11.5 CXO Industry Repositioning
BIOSECURE Act if enacted: China CXO needs to transition from US business contraction. Alternative pathways: Europe/Japan/South Korea client expansion; domestic Biotech internal circulation demand (domestic Biotech R&D outsourcing unaffected by BIOSECURE Act); global facility deployment (WuXi Biologics Ireland/US). CXO overall global market CAGR approximately 11%, projected $170B by 2030.
11.6 Regulatory Environment Outlook
"15th Five-Year Plan" (2026–2030) expected policy directions: continued improvement in review efficiency (NDA target under 6 months for Priority Review); medical insurance payment reform deepening (value-based payment pilot for gene therapy/CAR-T); international regulatory convergence (gradual data mutual recognition under ICH framework, particularly for China-endemic high-incidence cancer indications); "made in China" substitution continuing for key raw materials.

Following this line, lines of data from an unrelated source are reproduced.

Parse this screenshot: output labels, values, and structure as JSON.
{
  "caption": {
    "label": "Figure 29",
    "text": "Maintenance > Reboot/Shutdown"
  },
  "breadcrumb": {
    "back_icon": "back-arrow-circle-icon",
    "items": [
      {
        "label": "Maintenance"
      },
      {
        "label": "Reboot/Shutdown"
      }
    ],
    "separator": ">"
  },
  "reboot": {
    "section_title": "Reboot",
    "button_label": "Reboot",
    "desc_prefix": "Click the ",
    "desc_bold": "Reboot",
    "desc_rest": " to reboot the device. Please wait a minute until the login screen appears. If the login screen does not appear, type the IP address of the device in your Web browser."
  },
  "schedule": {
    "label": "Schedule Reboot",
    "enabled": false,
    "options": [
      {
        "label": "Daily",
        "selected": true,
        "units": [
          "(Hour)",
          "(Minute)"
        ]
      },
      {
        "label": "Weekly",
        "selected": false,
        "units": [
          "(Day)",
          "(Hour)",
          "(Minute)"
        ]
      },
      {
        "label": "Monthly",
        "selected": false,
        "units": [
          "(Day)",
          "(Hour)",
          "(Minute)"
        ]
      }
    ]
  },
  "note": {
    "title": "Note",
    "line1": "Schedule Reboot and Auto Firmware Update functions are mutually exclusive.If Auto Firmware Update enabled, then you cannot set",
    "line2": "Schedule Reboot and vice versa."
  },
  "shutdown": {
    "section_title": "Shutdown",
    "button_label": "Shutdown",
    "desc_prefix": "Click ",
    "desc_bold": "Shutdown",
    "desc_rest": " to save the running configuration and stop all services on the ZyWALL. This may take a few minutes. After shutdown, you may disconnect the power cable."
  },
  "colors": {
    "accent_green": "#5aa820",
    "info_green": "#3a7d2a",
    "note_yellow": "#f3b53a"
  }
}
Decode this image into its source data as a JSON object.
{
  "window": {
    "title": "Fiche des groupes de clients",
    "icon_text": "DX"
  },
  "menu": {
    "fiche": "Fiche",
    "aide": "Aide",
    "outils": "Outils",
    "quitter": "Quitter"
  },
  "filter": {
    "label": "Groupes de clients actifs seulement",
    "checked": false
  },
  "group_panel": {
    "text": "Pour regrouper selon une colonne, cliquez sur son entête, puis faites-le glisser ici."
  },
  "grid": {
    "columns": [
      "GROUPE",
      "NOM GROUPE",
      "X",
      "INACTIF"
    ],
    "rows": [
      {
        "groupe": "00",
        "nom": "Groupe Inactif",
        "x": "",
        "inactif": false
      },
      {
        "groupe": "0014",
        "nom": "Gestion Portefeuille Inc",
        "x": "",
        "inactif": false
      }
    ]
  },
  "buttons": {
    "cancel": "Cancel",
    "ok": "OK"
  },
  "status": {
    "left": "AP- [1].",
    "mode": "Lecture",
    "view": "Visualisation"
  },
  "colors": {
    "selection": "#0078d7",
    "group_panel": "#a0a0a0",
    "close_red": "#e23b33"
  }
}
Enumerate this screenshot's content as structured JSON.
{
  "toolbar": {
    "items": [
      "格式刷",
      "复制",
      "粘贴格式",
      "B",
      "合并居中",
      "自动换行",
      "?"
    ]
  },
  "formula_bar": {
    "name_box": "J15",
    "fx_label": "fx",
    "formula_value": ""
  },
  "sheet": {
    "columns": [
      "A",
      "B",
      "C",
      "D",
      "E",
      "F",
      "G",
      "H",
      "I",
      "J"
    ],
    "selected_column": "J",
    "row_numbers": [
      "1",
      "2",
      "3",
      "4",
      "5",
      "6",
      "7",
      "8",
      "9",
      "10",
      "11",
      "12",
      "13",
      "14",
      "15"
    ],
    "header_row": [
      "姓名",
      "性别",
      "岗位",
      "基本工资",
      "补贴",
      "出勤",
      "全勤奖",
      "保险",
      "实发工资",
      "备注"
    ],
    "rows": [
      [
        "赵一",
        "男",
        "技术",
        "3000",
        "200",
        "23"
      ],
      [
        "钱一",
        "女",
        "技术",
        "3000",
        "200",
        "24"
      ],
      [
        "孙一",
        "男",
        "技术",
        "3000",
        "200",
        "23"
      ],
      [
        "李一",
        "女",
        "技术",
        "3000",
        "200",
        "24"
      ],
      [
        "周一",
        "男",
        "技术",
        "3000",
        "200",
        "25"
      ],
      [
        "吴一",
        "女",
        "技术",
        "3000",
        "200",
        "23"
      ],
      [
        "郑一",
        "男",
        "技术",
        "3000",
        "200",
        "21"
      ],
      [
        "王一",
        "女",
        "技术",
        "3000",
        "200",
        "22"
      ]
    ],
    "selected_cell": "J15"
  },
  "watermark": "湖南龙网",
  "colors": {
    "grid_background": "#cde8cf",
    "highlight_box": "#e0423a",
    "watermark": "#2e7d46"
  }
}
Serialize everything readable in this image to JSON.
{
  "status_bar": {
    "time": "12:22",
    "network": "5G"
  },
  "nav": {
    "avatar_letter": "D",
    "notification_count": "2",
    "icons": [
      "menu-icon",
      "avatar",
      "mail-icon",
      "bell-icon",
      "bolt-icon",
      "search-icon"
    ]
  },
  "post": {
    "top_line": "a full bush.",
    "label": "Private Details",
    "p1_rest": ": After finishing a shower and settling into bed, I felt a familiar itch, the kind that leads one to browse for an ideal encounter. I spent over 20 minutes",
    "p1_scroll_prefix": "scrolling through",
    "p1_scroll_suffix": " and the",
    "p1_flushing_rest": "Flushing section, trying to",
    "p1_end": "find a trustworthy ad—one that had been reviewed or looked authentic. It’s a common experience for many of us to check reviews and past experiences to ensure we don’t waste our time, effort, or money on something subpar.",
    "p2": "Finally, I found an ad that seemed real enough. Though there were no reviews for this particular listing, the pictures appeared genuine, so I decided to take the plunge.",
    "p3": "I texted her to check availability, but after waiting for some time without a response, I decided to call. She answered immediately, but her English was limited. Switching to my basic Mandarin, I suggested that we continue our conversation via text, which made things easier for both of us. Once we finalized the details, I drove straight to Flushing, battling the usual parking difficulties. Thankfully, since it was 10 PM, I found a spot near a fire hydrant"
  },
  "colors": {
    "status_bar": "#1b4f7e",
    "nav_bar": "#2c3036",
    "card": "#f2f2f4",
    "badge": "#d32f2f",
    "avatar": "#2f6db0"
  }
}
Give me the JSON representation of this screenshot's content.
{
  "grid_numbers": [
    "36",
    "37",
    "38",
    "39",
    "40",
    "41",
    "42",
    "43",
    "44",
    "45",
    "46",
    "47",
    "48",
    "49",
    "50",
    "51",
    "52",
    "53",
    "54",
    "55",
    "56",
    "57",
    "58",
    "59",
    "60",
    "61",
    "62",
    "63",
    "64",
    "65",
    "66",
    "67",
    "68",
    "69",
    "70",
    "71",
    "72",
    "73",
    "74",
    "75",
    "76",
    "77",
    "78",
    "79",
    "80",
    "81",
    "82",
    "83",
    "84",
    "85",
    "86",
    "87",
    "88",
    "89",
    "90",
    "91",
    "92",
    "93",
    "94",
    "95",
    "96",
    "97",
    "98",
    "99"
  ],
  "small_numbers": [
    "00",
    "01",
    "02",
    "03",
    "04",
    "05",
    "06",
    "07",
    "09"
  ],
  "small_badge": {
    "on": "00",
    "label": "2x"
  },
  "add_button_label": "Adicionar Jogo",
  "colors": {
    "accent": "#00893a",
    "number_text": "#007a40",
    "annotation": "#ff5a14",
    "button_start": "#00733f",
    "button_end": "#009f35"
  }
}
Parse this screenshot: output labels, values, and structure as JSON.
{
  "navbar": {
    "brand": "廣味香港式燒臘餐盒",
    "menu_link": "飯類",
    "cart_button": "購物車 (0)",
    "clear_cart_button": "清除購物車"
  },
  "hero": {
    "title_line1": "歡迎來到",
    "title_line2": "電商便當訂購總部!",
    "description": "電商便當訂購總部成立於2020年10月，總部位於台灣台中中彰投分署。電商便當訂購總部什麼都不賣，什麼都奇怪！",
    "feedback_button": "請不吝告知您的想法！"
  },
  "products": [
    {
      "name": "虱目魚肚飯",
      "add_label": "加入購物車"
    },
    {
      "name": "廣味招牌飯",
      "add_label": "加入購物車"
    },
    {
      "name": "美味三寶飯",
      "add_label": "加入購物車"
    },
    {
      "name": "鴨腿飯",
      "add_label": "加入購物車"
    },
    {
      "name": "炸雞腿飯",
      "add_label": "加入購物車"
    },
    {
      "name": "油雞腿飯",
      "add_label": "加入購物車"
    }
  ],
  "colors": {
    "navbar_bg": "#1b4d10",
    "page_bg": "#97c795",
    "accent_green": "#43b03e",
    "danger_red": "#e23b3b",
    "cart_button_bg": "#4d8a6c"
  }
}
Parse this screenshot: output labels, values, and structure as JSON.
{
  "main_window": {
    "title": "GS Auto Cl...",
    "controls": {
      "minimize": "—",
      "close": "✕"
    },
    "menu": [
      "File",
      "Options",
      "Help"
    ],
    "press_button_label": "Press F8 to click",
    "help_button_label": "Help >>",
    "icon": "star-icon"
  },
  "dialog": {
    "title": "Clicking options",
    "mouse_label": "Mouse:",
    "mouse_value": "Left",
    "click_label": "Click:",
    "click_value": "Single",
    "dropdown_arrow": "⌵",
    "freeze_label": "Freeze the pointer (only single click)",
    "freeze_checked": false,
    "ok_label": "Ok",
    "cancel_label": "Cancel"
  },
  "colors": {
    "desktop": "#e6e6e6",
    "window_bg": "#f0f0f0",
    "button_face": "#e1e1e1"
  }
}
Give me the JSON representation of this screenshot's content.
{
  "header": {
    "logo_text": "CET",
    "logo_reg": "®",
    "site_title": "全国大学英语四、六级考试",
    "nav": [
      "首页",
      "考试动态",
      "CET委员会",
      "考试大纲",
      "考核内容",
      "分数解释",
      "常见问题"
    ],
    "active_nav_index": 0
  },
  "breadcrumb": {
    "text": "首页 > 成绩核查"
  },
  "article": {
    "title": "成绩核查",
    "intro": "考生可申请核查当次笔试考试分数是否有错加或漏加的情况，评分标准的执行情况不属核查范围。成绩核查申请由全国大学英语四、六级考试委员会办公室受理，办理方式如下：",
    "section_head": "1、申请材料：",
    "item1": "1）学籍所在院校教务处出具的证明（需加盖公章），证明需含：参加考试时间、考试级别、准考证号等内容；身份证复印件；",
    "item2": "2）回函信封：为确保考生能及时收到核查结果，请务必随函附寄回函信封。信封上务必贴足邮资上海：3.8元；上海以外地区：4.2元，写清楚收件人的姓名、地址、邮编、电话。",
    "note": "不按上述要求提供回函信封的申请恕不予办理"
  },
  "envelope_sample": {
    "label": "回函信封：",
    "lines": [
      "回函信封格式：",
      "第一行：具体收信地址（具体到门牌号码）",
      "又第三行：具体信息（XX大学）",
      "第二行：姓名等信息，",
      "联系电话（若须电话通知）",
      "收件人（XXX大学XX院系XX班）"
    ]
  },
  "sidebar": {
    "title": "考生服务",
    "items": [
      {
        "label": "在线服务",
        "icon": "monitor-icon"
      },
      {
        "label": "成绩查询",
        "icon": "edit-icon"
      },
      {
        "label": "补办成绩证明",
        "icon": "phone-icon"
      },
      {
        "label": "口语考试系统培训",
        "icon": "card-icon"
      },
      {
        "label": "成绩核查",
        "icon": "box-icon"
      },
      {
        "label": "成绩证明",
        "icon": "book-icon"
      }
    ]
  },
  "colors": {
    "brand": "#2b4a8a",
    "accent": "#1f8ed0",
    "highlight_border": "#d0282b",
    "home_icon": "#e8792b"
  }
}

11.7 Investment Logic: Alpha and Beta Allocation
Alpha opportunities (individual stock/sector excess return directions):
ADC platform-type companies (simultaneously holding multiple R&D pipelines + technology platform licensing capabilities, replicating Kelun-Biotech model) — most certain alpha direction in 2026–2030. GLP-1 next-generation (GLP-1/GCG/GIP triple target or GLP-1+cardiovascular new targets). Autoimmune first-in-class (IL-4/13, TSLP, OX40L, IL-31, BTLA new targets).
Beta opportunities (broad industry system uplift benefits):
Medical insurance negotiation quantity-price restructuring bringing innovative drug overall volume growth; CDMO internal circulation demand (domestic Biotech R&D outsourcing growth); innovative drug accelerated review driving registration service CRO growth.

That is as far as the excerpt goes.